Ibn Bassal (fl. 1038-1075 CE) was an original scientist and engineer who lived in Toledo and wrote about agriculture. He described different types of soil and stated how often each should be plowed and irrigated to get the best yields. He described how to best engineer hydraulic systems made up of wells, ditches, and pumps. Other agricultural writers like ibn al-Awwam, and Abul Khair (early 1100s CE), al-Ishbili (late 1100s CE), and al-Tignari of Granada described sophisticated techniques such as grafting fruit trees, sugar-making, and preservation of fruits and vegetables. As a result, much new land was brought into cultivation under Muslim rule.

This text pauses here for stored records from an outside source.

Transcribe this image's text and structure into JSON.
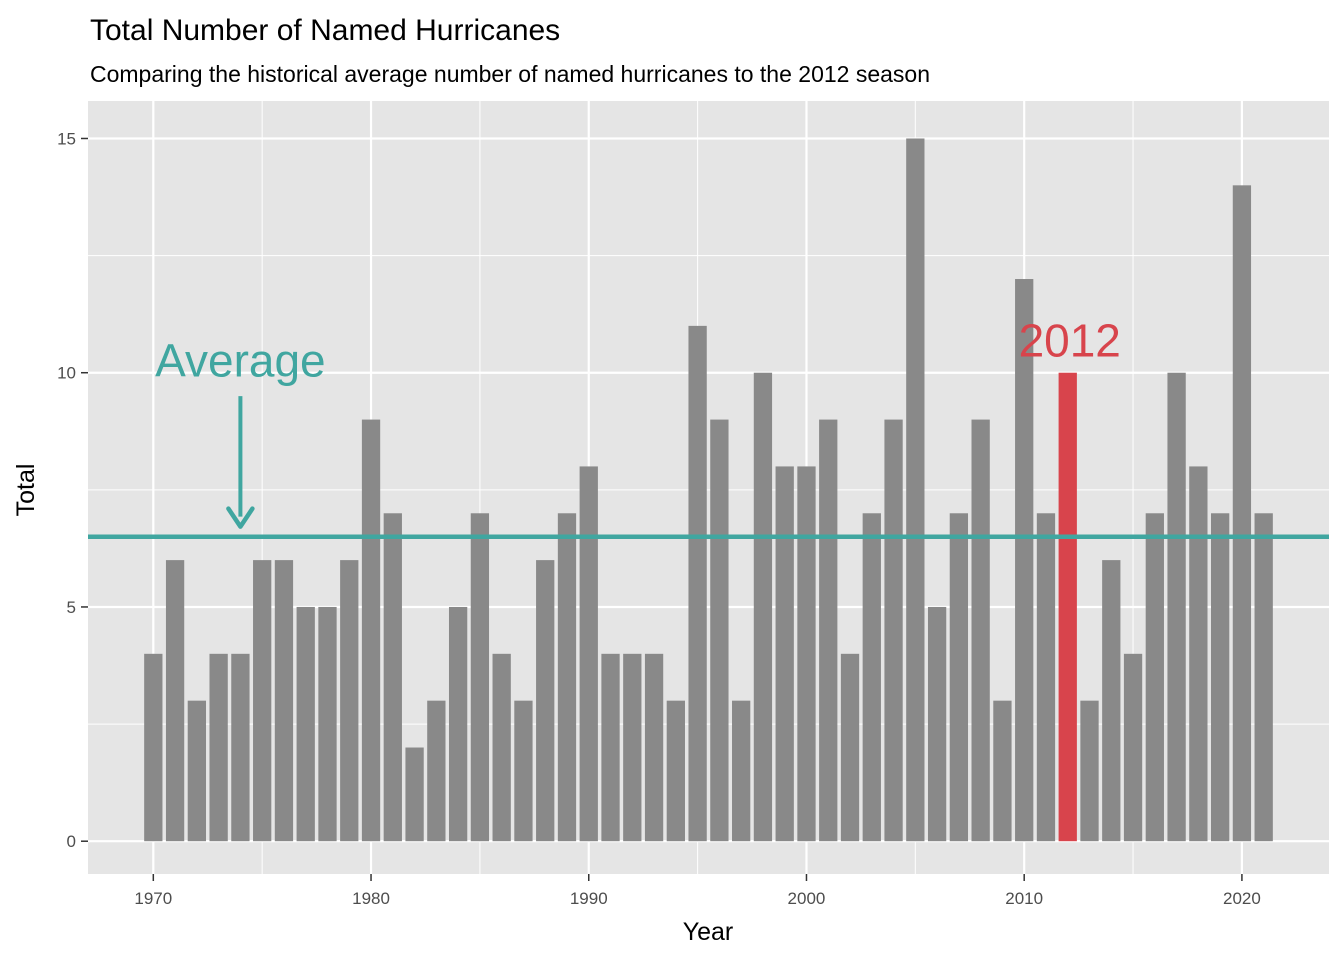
{
  "chart_data": {
    "type": "bar",
    "title": "Total Number of Named Hurricanes",
    "subtitle": "Comparing the historical average number of named hurricanes to the 2012 season",
    "xlabel": "Year",
    "ylabel": "Total",
    "xlim": [
      1967,
      2024
    ],
    "ylim": [
      -0.7,
      15.8
    ],
    "x_ticks": [
      1970,
      1980,
      1990,
      2000,
      2010,
      2020
    ],
    "y_ticks": [
      0,
      5,
      10,
      15
    ],
    "x_tick_labels": [
      "1970",
      "1980",
      "1990",
      "2000",
      "2010",
      "2020"
    ],
    "y_tick_labels": [
      "0",
      "5",
      "10",
      "15"
    ],
    "years": [
      1970,
      1971,
      1972,
      1973,
      1974,
      1975,
      1976,
      1977,
      1978,
      1979,
      1980,
      1981,
      1982,
      1983,
      1984,
      1985,
      1986,
      1987,
      1988,
      1989,
      1990,
      1991,
      1992,
      1993,
      1994,
      1995,
      1996,
      1997,
      1998,
      1999,
      2000,
      2001,
      2002,
      2003,
      2004,
      2005,
      2006,
      2007,
      2008,
      2009,
      2010,
      2011,
      2012,
      2013,
      2014,
      2015,
      2016,
      2017,
      2018,
      2019,
      2020,
      2021
    ],
    "values": [
      4,
      6,
      3,
      4,
      4,
      6,
      6,
      5,
      5,
      6,
      9,
      7,
      2,
      3,
      5,
      7,
      4,
      3,
      6,
      7,
      8,
      4,
      4,
      4,
      3,
      11,
      9,
      3,
      10,
      8,
      8,
      9,
      4,
      7,
      9,
      15,
      5,
      7,
      9,
      3,
      12,
      7,
      10,
      3,
      6,
      4,
      7,
      10,
      8,
      7,
      14,
      7
    ],
    "highlight_year": 2012,
    "average": 6.5,
    "grid": true,
    "legend": "none",
    "colors": {
      "bar": "#898989",
      "highlight": "#d8444c",
      "average_line": "#40a6a0",
      "panel": "#e5e5e5",
      "grid": "#ffffff"
    },
    "annotations": {
      "average_label": "Average",
      "average_label_x": 1974,
      "average_label_y": 10,
      "highlight_label": "2012",
      "arrow_x": 1974,
      "arrow_from_y": 9.5,
      "arrow_to_y": 6.8
    }
  }
}
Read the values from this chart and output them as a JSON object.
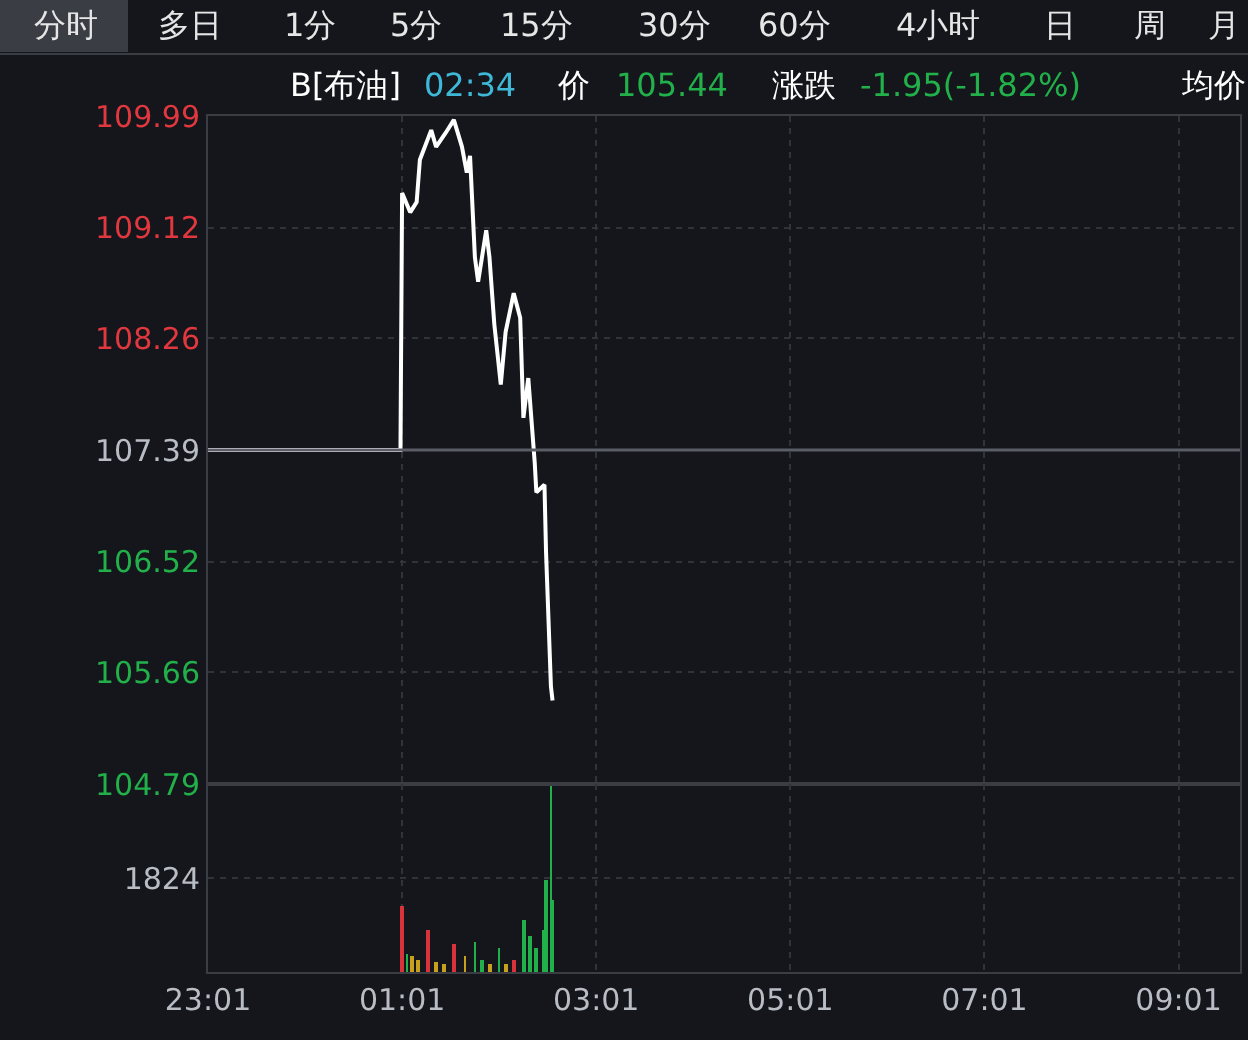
{
  "chart_data": [
    {
      "type": "line",
      "color": "#ffffff",
      "annotations": [
        "分时",
        "多日",
        "1分",
        "5分",
        "15分",
        "30分",
        "60分",
        "4小时",
        "日",
        "周",
        "月",
        "B[布油]",
        "02:34",
        "价",
        "105.44",
        "涨跌",
        "-1.95(-1.82%)",
        "均价"
      ],
      "x": [
        "--06-01T23:01",
        "--06-02T01:00",
        "--06-02T01:01",
        "--06-02T01:06",
        "--06-02T01:10",
        "--06-02T01:12",
        "--06-02T01:19",
        "--06-02T01:22",
        "--06-02T01:28",
        "--06-02T01:33",
        "--06-02T01:38",
        "--06-02T01:41",
        "--06-02T01:43",
        "--06-02T01:46",
        "--06-02T01:48",
        "--06-02T01:53",
        "--06-02T01:55",
        "--06-02T01:58",
        "--06-02T02:02",
        "--06-02T02:05",
        "--06-02T02:10",
        "--06-02T02:14",
        "--06-02T02:16",
        "--06-02T02:19",
        "--06-02T02:23",
        "--06-02T02:24",
        "--06-02T02:29",
        "--06-02T02:30",
        "--06-02T02:33",
        "--06-02T02:34"
      ],
      "values": [
        107.39,
        107.39,
        109.39,
        109.24,
        109.32,
        109.65,
        109.88,
        109.75,
        109.86,
        109.96,
        109.75,
        109.55,
        109.68,
        108.89,
        108.7,
        109.1,
        108.89,
        108.37,
        107.9,
        108.31,
        108.61,
        108.42,
        107.64,
        107.95,
        107.29,
        107.06,
        107.12,
        106.59,
        105.55,
        105.44
      ],
      "ylim": [
        104.79,
        109.99
      ],
      "yticks": [
        104.79,
        105.66,
        106.52,
        107.39,
        108.26,
        109.12,
        109.99
      ],
      "xlim": [
        "--06-01T23:01",
        "--06-02T09:39"
      ],
      "xticks": [
        {
          "value": "--06-01T23:01",
          "label": "23:01"
        },
        {
          "value": "--06-02T01:01",
          "label": "01:01"
        },
        {
          "value": "--06-02T03:01",
          "label": "03:01"
        },
        {
          "value": "--06-02T05:01",
          "label": "05:01"
        },
        {
          "value": "--06-02T07:01",
          "label": "07:01"
        },
        {
          "value": "--06-02T09:01",
          "label": "09:01"
        }
      ],
      "grid": true,
      "tick_labels": "y",
      "ref_lines": [
        {
          "axis": "y",
          "value": 107.39,
          "color": "#5a5d66"
        }
      ]
    },
    {
      "type": "bar",
      "x": [
        "--06-02T01:01",
        "--06-02T01:04",
        "--06-02T01:07",
        "--06-02T01:11",
        "--06-02T01:17",
        "--06-02T01:22",
        "--06-02T01:27",
        "--06-02T01:33",
        "--06-02T01:40",
        "--06-02T01:46",
        "--06-02T01:50",
        "--06-02T01:55",
        "--06-02T02:01",
        "--06-02T02:05",
        "--06-02T02:10",
        "--06-02T02:16",
        "--06-02T02:20",
        "--06-02T02:24",
        "--06-02T02:29",
        "--06-02T02:30",
        "--06-02T02:33",
        "--06-02T02:34"
      ],
      "values": [
        1300,
        350,
        300,
        250,
        800,
        200,
        150,
        550,
        300,
        600,
        250,
        150,
        450,
        150,
        250,
        1000,
        700,
        450,
        800,
        1800,
        3600,
        1400
      ],
      "colors": [
        "#d8323a",
        "#22b04a",
        "#c8a020",
        "#c8a020",
        "#d8323a",
        "#c8a020",
        "#c8a020",
        "#d8323a",
        "#c8a020",
        "#22b04a",
        "#22b04a",
        "#c8a020",
        "#22b04a",
        "#c8a020",
        "#d8323a",
        "#22b04a",
        "#22b04a",
        "#22b04a",
        "#22b04a",
        "#22b04a",
        "#22b04a",
        "#22b04a"
      ],
      "ylim": [
        0,
        3648
      ],
      "yticks": [
        {
          "value": 0,
          "label": null
        },
        1824,
        {
          "value": 3648,
          "label": null
        }
      ],
      "xlim": [
        "--06-01T23:01",
        "--06-02T09:39"
      ],
      "xticks": [
        {
          "value": "--06-01T23:01",
          "label": "23:01"
        },
        {
          "value": "--06-02T01:01",
          "label": "01:01"
        },
        {
          "value": "--06-02T03:01",
          "label": "03:01"
        },
        {
          "value": "--06-02T05:01",
          "label": "05:01"
        },
        {
          "value": "--06-02T07:01",
          "label": "07:01"
        },
        {
          "value": "--06-02T09:01",
          "label": "09:01"
        }
      ],
      "grid": true
    }
  ]
}
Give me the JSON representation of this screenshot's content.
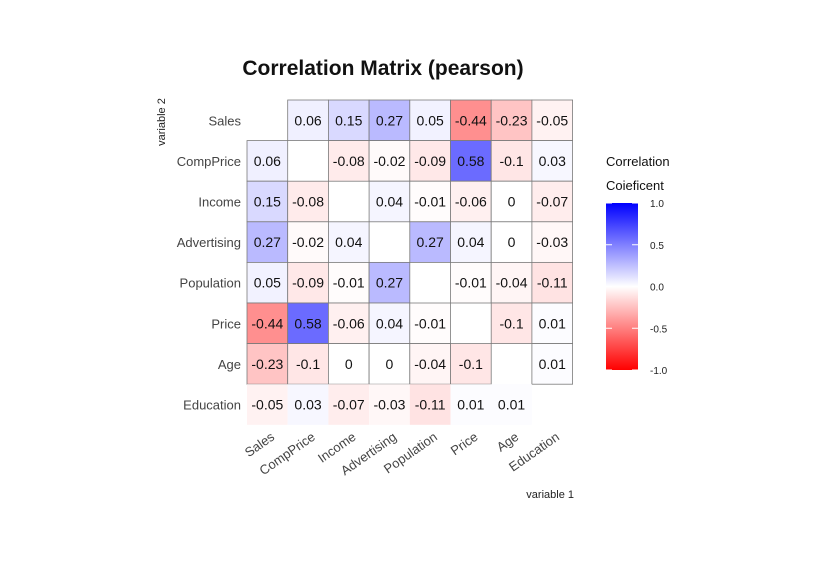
{
  "chart_data": {
    "type": "heatmap",
    "title": "Correlation Matrix (pearson)",
    "xlabel": "variable 1",
    "ylabel": "variable 2",
    "variables": [
      "Sales",
      "CompPrice",
      "Income",
      "Advertising",
      "Population",
      "Price",
      "Age",
      "Education"
    ],
    "values": [
      [
        null,
        0.06,
        0.15,
        0.27,
        0.05,
        -0.44,
        -0.23,
        -0.05
      ],
      [
        0.06,
        null,
        -0.08,
        -0.02,
        -0.09,
        0.58,
        -0.1,
        0.03
      ],
      [
        0.15,
        -0.08,
        null,
        0.04,
        -0.01,
        -0.06,
        0,
        -0.07
      ],
      [
        0.27,
        -0.02,
        0.04,
        null,
        0.27,
        0.04,
        0,
        -0.03
      ],
      [
        0.05,
        -0.09,
        -0.01,
        0.27,
        null,
        -0.01,
        -0.04,
        -0.11
      ],
      [
        -0.44,
        0.58,
        -0.06,
        0.04,
        -0.01,
        null,
        -0.1,
        0.01
      ],
      [
        -0.23,
        -0.1,
        0,
        0,
        -0.04,
        -0.1,
        null,
        0.01
      ],
      [
        -0.05,
        0.03,
        -0.07,
        -0.03,
        -0.11,
        0.01,
        0.01,
        null
      ]
    ],
    "legend": {
      "title_lines": [
        "Correlation",
        "Coieficent"
      ],
      "ticks": [
        "1.0",
        "0.5",
        "0.0",
        "-0.5",
        "-1.0"
      ],
      "tick_values": [
        1,
        0.5,
        0,
        -0.5,
        -1
      ],
      "range": [
        -1,
        1
      ],
      "placement": "right"
    },
    "colors": {
      "negative": "#ff0000",
      "zero": "#ffffff",
      "positive": "#0000ff"
    },
    "grid": false
  }
}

Irrigation systems were studied and policies were set down, determining exactly when each crop was irrigated, how stored reservoir and rainwater was used, and how water use by farmers and city dwellers was managed. As an example of how effective these systems were, the “Tribunal of the Waters” in Valencia is a group of officials that is still functioning from the time of Muslim rule until the present day, despite the fact that many other Islamic institutions were erased after the Reconquista and the expulsion of Muslims. This, however, was too vital a system to lose.
Lasting influences: Sugar cane, cotton and rice were key crops that the Spanish and Portuguese carried to the New World after the end of Muslim rule. In the New World, these crops were grown on a large scale in plantations using African slave labor. French, British and Dutch colonists gained great wealth from their possessions in the Caribbean. Without these cash crops, colonization of the New World by Europeans would not have been such an economic success. These global cash crops and several others that came to the attention of Europeans through trade and migration from Muslim lands were coffee, tea, bananas, and vegetables such as spinach and asparagus.
Flowers of many kinds that are common in gardens today also reached Spain during the heyday of Muslim rule, and their cultivation spread into Christian Spain and into other parts of Europe. The agricultural advances of the Scientific Revolution also owe much to the writings and practices in agriculture that passed into Europe through Islamic Spain and through their spread to the New World.